The undeniable association between not being able to make money and self worth during this pandemic has seen so many people drown in the flood of their own minds.
I’ve been on a path of reconnecting with old friends. Seeing where their lives have led them to. Seeing how they have grown into these new people. Some are empowered, many depressed. Most just hustling as much as they can.

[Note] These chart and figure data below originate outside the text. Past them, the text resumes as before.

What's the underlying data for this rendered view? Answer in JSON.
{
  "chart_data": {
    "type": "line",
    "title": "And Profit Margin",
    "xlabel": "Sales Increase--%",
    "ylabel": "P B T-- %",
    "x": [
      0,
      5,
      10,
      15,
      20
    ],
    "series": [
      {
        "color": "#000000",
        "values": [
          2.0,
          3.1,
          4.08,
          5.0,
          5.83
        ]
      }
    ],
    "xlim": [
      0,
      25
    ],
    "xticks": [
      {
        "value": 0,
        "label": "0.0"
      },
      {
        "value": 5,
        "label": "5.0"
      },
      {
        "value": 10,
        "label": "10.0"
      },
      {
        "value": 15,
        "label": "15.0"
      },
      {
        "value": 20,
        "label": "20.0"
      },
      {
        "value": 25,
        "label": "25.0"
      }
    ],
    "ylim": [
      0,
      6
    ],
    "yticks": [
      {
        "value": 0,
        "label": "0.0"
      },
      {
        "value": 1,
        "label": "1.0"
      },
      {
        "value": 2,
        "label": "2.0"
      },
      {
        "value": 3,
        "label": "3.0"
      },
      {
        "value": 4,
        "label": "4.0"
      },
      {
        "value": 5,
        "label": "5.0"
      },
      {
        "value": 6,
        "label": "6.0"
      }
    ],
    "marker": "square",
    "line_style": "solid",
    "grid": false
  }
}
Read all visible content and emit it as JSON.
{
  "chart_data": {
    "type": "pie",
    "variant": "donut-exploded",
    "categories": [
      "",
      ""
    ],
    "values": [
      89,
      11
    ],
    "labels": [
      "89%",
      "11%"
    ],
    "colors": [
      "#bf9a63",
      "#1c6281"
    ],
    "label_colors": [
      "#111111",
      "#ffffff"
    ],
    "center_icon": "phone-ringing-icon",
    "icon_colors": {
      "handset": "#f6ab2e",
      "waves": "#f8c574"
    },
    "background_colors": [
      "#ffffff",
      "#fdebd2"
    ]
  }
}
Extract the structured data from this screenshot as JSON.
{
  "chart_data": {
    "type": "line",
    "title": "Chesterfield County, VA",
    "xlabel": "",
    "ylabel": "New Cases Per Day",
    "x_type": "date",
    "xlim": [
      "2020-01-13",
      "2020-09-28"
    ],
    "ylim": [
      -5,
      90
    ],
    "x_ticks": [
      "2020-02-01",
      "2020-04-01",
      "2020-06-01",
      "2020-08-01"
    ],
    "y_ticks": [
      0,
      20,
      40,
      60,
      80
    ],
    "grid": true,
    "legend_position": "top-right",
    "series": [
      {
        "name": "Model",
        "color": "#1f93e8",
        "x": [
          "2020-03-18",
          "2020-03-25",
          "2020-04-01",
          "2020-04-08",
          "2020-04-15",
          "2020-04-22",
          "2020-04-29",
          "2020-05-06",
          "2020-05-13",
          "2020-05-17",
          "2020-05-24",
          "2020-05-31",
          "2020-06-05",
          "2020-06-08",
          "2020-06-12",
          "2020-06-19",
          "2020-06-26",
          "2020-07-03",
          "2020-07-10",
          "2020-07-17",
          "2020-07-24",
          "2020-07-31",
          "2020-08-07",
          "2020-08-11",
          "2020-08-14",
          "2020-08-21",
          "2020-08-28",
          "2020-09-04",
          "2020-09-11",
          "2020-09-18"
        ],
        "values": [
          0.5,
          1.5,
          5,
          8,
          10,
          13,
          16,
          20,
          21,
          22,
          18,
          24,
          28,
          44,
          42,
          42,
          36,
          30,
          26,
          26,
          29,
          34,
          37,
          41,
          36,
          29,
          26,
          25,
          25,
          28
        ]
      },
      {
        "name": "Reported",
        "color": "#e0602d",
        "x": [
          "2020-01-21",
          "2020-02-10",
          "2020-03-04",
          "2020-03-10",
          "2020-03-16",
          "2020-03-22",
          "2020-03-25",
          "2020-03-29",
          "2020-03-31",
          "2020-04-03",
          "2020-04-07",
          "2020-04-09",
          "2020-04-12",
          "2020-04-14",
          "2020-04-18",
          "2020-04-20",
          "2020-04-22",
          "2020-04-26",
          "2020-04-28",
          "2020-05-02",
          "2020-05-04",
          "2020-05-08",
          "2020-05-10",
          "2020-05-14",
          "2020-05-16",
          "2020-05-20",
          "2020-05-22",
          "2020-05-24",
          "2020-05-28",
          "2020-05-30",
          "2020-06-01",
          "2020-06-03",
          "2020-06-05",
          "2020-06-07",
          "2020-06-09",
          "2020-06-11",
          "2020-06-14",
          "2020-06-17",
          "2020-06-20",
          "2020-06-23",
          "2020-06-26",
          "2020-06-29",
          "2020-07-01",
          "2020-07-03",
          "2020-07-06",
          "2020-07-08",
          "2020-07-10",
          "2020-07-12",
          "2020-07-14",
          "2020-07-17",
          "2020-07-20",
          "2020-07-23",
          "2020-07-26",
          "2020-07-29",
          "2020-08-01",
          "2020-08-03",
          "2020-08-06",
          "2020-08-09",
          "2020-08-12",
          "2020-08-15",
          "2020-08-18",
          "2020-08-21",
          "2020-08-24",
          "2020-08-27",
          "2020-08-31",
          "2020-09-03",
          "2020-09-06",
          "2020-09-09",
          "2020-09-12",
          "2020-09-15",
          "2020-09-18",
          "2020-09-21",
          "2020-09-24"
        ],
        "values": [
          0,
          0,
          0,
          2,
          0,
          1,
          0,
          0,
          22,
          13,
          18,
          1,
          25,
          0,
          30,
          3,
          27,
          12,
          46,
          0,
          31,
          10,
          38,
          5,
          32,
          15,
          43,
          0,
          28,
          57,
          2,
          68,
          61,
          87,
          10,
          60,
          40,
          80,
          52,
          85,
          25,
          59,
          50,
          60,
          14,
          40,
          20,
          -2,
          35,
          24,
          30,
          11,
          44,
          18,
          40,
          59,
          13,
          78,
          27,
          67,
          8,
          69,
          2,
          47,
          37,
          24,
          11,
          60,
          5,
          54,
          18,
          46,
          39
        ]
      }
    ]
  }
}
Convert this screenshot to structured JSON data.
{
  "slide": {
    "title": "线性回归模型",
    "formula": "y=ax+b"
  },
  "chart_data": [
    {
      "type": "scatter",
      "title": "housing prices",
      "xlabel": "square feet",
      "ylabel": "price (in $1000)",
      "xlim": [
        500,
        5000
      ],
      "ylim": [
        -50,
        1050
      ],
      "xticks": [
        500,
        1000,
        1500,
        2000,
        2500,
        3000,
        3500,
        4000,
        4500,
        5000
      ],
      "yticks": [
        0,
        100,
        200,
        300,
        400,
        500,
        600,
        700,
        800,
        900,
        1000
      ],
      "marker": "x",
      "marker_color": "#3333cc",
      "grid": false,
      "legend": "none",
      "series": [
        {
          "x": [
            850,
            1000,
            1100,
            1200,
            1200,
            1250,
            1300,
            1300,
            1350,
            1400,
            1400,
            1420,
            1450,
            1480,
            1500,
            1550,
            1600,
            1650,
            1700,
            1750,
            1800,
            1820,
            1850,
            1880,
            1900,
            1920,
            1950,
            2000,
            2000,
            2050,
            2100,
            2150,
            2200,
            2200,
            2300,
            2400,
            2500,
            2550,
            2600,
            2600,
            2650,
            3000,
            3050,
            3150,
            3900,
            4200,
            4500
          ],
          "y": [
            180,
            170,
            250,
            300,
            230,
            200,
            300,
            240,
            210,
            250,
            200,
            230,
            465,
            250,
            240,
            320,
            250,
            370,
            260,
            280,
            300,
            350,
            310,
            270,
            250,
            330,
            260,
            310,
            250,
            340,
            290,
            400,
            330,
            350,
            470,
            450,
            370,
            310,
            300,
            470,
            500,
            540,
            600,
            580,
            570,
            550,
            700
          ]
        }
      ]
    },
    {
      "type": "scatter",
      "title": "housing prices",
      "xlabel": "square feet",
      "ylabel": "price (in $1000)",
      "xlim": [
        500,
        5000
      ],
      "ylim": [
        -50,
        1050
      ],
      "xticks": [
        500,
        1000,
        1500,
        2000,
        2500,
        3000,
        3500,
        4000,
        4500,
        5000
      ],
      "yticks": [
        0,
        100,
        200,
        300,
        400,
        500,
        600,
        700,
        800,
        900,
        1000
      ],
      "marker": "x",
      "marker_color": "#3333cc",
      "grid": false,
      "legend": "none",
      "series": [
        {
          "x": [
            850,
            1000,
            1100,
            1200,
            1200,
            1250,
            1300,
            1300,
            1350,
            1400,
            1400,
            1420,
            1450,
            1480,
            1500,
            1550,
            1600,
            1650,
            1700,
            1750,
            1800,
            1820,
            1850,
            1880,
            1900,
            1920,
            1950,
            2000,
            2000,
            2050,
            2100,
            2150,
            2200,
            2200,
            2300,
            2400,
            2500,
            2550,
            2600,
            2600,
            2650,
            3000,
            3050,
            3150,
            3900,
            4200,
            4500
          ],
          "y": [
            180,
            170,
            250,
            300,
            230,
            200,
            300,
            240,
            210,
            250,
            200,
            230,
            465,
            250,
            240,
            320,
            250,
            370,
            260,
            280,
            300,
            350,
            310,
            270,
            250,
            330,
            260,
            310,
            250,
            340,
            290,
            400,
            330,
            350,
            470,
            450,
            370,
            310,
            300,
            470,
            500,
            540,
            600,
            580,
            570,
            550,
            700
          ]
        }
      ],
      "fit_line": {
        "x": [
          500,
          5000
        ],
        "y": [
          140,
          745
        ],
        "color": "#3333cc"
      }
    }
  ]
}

The married ones who have kids teach me about parenthood and the hardship and beauty it comes with. They teach me what it means to keep pushing on because they’re doing it for more than just themselves now.
The depressed ones are usually down because of money issues. They feel they’ve been fighting against the tide for so long with nothing to show. They feel trapped in a society they didn’t choose to be part of. They persevere but their minds are torn.
The happy ones who have been successful in their ventures are living it all up. Travel to other countries, fine dining in Nairobi, they buy wines worth what I eat for a month. And honestly, I’m happy for them. To know their journey is something special.
We’re all on this pathway through life, just trying to do our best in the circumstances we came in. Just trying to connect the dots and find some peace in whichever way we can. Sometimes I just wish I could tell people that they ain’t alone in their struggles.
I struggle sana with money, self worth, the balance between chaos and peace. I struggle with just putting a picture out there as my mind tells me “it’s not good enough” and I’ve been conditioned by society to think in one way. But creating is peace and where I feel home.
I struggle with money a lot. I’m not good with it. I know I’m capable of making it but not at the expense of my individuality. It sounds stupid, I know. I want to make it the way I want to make it because I’ve done the corporate life before and it ripped up my mind and self.
The choices we make lead us to our mindset. We all have these choices and reconnecting with old friends has allowed me to see the spectrum of how people in my circles think and the fruit of the choices they have made or lack thereof.
After speaking to many friends, I learned that everyone just wants some form of appreciation. That people just want to know that they are seen and appreciated because that’s the main goal isn’t it? To connect and to love and to live fully.
Anyways, the older I get, the more I learn from my friends. From conversations with my parents. From the pursuit of love. From the way I feel in the wild. This pandemic has been a harsh teacher of life.